Southern by birth, Spencer comes from a literary tradition that is all but gone today. Her prose is sparse and waves off any need for unnecessary details, and in her hands the English language is moldable like a tongue made of clay. Words and phrases grow from the page like strange backwoods flowers, so effervescent and yet so ungainly, and the characters who haunt her stories exist similarly. We stumble upon them as though Spencer's passages were not pages in a book but a series of 200 windows, each of them set before us without comment. We are not voyeurs, but bystanders:  visitors to an art gallery, spectators at a clubhouse game, the neighbors down the block. There is no room for us to comment here, only to observe, and we do so diligently, eyes open and ears waiting the next unsettling rumble from beneath the waters.

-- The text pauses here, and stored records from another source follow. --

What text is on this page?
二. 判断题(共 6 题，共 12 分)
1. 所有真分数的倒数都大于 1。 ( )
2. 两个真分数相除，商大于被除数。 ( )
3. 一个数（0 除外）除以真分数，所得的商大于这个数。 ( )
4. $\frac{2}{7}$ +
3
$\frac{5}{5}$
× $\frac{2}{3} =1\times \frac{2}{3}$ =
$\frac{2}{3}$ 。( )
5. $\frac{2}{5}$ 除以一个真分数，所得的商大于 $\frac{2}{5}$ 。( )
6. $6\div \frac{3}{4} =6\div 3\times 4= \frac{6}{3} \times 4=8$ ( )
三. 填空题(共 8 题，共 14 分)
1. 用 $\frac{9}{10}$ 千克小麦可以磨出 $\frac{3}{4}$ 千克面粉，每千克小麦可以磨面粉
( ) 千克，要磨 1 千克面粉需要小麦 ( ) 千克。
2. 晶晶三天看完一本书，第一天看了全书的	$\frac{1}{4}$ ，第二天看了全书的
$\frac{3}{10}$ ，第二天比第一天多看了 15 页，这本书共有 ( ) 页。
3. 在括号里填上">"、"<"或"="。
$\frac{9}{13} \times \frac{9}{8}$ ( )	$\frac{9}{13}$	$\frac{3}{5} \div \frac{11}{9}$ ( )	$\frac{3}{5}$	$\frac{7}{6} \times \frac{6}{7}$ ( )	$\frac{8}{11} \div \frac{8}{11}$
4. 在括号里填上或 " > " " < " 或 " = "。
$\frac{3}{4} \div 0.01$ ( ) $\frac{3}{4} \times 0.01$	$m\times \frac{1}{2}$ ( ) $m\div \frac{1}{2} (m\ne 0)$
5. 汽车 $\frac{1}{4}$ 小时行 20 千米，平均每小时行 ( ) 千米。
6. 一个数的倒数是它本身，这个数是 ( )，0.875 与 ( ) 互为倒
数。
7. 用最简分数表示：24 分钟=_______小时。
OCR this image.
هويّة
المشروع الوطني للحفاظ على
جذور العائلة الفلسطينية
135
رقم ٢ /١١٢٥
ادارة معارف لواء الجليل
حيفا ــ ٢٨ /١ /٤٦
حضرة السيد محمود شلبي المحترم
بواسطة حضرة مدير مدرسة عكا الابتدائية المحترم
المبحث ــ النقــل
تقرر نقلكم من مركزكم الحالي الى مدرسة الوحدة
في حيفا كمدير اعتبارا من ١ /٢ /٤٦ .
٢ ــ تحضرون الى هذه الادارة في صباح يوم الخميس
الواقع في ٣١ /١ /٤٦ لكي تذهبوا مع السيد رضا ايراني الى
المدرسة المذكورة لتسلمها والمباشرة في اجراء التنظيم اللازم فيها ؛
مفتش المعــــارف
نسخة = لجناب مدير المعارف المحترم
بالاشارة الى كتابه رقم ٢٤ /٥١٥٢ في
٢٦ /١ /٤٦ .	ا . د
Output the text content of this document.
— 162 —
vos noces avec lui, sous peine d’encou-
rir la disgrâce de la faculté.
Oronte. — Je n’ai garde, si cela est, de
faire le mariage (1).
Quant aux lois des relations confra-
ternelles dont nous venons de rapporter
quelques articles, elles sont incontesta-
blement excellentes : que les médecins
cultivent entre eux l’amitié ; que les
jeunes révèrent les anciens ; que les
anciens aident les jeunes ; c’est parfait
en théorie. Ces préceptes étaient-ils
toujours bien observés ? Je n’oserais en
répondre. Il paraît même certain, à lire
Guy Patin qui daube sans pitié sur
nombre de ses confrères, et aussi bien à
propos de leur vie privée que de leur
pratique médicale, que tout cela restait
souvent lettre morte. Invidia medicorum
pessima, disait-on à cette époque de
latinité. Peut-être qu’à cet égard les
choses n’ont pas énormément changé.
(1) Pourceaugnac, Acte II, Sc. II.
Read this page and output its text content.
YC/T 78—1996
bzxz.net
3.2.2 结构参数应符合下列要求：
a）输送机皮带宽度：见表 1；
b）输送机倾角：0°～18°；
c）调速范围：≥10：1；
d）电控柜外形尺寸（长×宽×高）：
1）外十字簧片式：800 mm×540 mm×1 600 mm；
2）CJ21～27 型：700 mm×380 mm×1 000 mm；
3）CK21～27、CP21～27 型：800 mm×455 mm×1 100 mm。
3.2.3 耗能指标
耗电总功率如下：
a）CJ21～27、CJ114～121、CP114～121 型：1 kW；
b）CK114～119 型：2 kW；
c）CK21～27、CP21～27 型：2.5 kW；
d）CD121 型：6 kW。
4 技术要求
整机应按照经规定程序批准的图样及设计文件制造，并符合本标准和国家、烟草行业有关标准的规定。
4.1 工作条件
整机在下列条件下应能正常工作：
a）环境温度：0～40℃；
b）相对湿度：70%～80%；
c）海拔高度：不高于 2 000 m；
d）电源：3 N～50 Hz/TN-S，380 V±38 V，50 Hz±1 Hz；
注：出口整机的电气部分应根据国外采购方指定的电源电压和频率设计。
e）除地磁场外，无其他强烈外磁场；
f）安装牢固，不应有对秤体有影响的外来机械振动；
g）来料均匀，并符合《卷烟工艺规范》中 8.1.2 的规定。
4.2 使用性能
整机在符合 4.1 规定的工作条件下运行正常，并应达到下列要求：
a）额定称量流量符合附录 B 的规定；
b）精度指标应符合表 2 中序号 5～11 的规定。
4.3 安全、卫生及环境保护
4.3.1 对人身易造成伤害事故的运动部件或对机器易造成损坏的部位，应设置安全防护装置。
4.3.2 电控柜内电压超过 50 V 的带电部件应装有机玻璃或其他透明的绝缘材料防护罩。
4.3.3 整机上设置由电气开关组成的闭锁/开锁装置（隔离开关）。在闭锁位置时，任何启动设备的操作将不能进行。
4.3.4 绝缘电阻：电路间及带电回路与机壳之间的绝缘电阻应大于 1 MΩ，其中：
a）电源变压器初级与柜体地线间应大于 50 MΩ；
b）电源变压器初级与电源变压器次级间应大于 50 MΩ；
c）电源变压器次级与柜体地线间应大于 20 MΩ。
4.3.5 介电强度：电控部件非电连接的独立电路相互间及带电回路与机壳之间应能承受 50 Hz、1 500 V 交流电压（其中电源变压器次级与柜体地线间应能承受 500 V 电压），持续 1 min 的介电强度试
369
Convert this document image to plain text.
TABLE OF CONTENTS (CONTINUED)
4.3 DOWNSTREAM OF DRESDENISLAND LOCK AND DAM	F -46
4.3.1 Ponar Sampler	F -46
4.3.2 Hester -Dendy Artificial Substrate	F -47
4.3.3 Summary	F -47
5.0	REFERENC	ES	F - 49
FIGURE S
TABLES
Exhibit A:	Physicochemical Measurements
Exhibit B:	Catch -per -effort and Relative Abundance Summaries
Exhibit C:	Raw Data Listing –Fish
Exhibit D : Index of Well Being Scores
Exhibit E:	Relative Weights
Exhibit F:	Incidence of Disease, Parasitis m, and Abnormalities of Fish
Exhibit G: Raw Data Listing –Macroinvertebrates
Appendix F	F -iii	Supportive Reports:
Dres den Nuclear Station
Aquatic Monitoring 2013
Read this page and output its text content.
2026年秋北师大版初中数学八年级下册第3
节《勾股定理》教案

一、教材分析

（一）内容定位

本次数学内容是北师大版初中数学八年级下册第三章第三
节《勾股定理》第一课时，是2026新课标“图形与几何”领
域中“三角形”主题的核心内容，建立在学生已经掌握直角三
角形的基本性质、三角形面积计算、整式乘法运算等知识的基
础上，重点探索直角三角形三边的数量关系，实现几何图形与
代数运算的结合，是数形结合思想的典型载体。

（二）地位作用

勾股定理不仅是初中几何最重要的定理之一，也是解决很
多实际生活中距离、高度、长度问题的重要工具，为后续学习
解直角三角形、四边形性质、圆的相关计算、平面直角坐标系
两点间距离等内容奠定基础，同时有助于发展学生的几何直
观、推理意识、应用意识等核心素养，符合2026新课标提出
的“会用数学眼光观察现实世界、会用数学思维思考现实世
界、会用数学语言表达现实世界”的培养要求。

At age 92, with almost 70 years of published work behind her, Spencer is one of the last great Southern writers--not just a writer from the South, mind you, but a writer whose work embodies the very attitudes, personalities, and paradoxes of what it's like to live in a place where the time of people moves much slower than the time kept by the world around them. Think Eudora Welty, who died the same year Spencer released her last collection, and at the same age Spencer is now. Think William Gay, another writer stuck in time who suddenly a few years ago, his wonderful but thin output a series of windows all their own--shattered, dirty, mask-like. Think William Faulkner, the granddaddy of them all, dead for decades but swimming in every ink-stain of Southern prose like one of his own characters shuttled down the river of literature. The men and women of Spencer's world are stuck--of their own making, by forces beyond their control--and into this limbo stumble those who live beyond these very pleasures and confinements. Sometimes they are better for their separate lives, sometimes they are worse, but it is not for anyone to know or judge. For in judging them we would be judging ourselves, and the 200 windows into which we peer would suddenly become mirrors staring back at us.